The internet of things, or IoT, is a system of interrelated computing devices, mechanical and digital machines, objects, animals or people that can be assigned an IP address and the ability to transfer data over a network. A thing, in the context of the IoT could be a farm animal with a biochip transponder, a coffee maker that’s triggered by a morning alarm, or an industrial worker that wears a FUSE sensor to alert themselves of injury risk on the job.
Each of these “things” is embedded with software, sensors and network connectivity that allows them to collect and exchange data. Gartner forecasts that 25 billion connected things will be in use by 2021, producing immense volume of data. IoT creates constant, seamless, and mostly hands free access to data collection, but analyzing this data as it arrives to inform actionable insights is imperative to justifying the value add of IoT application.
IoT technology is poised to significantly change the workplace, particularly in industrial environments.
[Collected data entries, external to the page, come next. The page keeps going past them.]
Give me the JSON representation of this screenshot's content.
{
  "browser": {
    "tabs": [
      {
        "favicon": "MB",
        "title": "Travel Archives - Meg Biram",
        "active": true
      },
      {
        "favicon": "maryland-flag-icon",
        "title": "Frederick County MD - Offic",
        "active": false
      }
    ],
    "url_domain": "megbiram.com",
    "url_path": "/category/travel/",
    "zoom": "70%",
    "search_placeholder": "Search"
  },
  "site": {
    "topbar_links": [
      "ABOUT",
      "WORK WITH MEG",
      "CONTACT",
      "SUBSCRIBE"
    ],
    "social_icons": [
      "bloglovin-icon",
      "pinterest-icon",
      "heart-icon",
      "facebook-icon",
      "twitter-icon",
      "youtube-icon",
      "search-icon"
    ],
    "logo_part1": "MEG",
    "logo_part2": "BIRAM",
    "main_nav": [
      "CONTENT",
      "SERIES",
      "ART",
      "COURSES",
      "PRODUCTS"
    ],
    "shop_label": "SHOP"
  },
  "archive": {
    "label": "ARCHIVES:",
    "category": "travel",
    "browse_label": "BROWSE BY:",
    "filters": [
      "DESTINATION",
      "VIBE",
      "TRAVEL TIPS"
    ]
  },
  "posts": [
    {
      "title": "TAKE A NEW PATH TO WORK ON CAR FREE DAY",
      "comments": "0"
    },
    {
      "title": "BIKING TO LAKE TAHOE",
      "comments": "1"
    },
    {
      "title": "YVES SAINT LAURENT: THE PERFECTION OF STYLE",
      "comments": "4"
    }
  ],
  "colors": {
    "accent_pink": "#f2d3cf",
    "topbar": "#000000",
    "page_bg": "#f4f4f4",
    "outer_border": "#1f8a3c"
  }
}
With the growth of more complex industrial workplaces with fast-moving, intelligent machines, the need to enhance the human worker’s capabilities is even more necessary, especially in regard to workplace safety. Safety metrics in industrial workplaces are traditionally lagging indicators. Hazards are assessed irregularly and are often inaccurately evaluated.
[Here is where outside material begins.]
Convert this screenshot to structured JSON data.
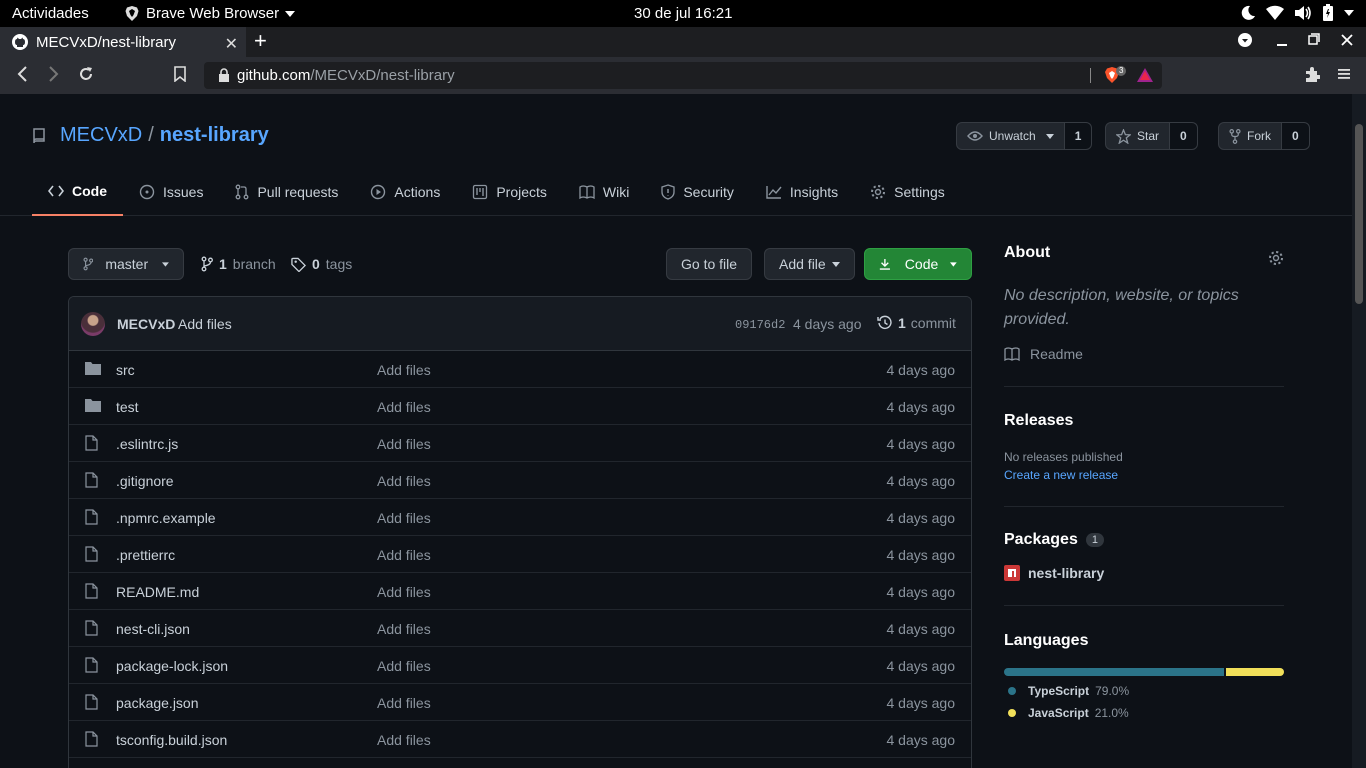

Snapshots of risk assessment only provide brief and expensive periods of data. While such efforts have certainly improved safety over many decades, among growing research about cultures of safety, the technology available to help prevent injuries simply has not caught up with otherwise high-tech industrial workplaces. Organizations lacking measurable data and actionable insight into workplace safety, resulting in thousands of workers being injured on the job and a $250 billon dollar burden on the U.S. economy every year. IoT wearables, such as the FUSE sensor, bridge this gap.
Through continuous monitoring of workers, IoT wearables enables organizations to collect and transfer information in real-time, allowing for corrective and preventative action, informed safety decision-making, and a more efficient workplace. There are several ways IoT devices can be utilized to detect and inform users before incidences, such as an industrial worker receiving haptic feedback on their safety performance directly through a wearable IoT device in real-time. Human-machine collaboration has the potential to keep employees safer, more productive and more engaged in the task at hand. Over time, analyzing data gathered from that collaboration may lead to more efficiency, improve operations and drive innovation.